Trotz unserer Bemühungen, alles fest zusammenzuhalten, gab es, im Hinblick auf die eigene Position in der Familie, bei jedem eine gewisse Unsicherheit. Wir ähneln jenen komplizierten Molekülen, die man aus dem Chemieunterricht kennt, mit kovalenter statt ionischer Bindung – oder andersrum. Der Junge hatte seine leibliche Mutter bei der Geburt verloren, ein Thema, über das nie gesprochen wird. Mein Mann verkündete mir diese Tatsache gleich am Anfang unserer Beziehung in einem Satz, und ich begriff sofort, dass keine weiteren Fragen erwünscht waren. Und weil auch ich nicht gerne über den biologischen Vater des Mädchens spreche, haben wir beide uns immer an einen respektvollen Schweigepakt über diese Aspekte unserer Vergangenheit und der unserer Kinder gehalten.

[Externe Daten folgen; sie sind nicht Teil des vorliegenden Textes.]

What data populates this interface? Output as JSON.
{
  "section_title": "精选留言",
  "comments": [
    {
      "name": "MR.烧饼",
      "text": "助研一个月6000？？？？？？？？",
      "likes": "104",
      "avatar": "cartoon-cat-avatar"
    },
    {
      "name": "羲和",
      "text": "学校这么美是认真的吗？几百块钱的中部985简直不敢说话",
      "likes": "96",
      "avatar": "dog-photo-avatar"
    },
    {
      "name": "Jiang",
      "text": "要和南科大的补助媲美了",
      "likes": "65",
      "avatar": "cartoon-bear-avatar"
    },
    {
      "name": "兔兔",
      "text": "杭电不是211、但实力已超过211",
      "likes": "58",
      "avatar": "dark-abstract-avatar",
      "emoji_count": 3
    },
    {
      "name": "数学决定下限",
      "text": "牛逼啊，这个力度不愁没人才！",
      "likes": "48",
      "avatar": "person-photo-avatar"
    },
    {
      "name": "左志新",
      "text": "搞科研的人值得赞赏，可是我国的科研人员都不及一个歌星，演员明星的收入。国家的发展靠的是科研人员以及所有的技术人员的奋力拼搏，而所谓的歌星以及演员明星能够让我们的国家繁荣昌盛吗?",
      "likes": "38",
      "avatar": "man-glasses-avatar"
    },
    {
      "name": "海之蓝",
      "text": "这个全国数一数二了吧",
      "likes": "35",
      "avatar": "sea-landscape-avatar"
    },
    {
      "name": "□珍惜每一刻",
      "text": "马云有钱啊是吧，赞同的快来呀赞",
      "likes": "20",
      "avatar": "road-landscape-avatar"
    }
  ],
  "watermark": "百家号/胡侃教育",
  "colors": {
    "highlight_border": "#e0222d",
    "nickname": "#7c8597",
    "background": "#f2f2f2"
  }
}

Vielleicht wollten die Kinder deshalb immer Geschichten über sich und uns hören. Sie wollen alles darüber wissen, wann sie beide unsere Kinder und wir eine Familie wurden. Sie sind wie Anthropologen, die kosmogonische Narrative studieren, nur mit etwas mehr Narzissmus. Das Mädchen will ständig dieselben Geschichten hören. Der Junge fragt nach Momenten ihrer gemeinsamen Kindheit, als läge sie Jahrzehnte oder gar Jahrhunderte zurück. Also erzählen wir ihnen. Wir erzählen ihnen sämtliche Geschichten, an die wir uns erinnern können. Und sobald wir einen Teil auslassen, eine Kleinigkeit verwechseln oder nur geringfügig von der ihnen bekannten Version abweichen, unterbrechen und verbessern sie uns und verlangen, dass die Geschichte noch einmal erzählt wird, und diesmal richtig. Dann spulen wir das Band in unseren Köpfen zurück und spielen es von vorne ab.

GRÜNDUNGSMYTHEN

Unseren Anfang markieren eine fast leere Wohnung und eine Hitzewelle. In dieser Wohnung – derselben Wohnung, die wir gerade auflösten – saßen wir im Wohnzimmer auf dem Fußboden, alle vier in Unterwäsche, verschwitzt und müde, und aßen Pizza aus der Hand.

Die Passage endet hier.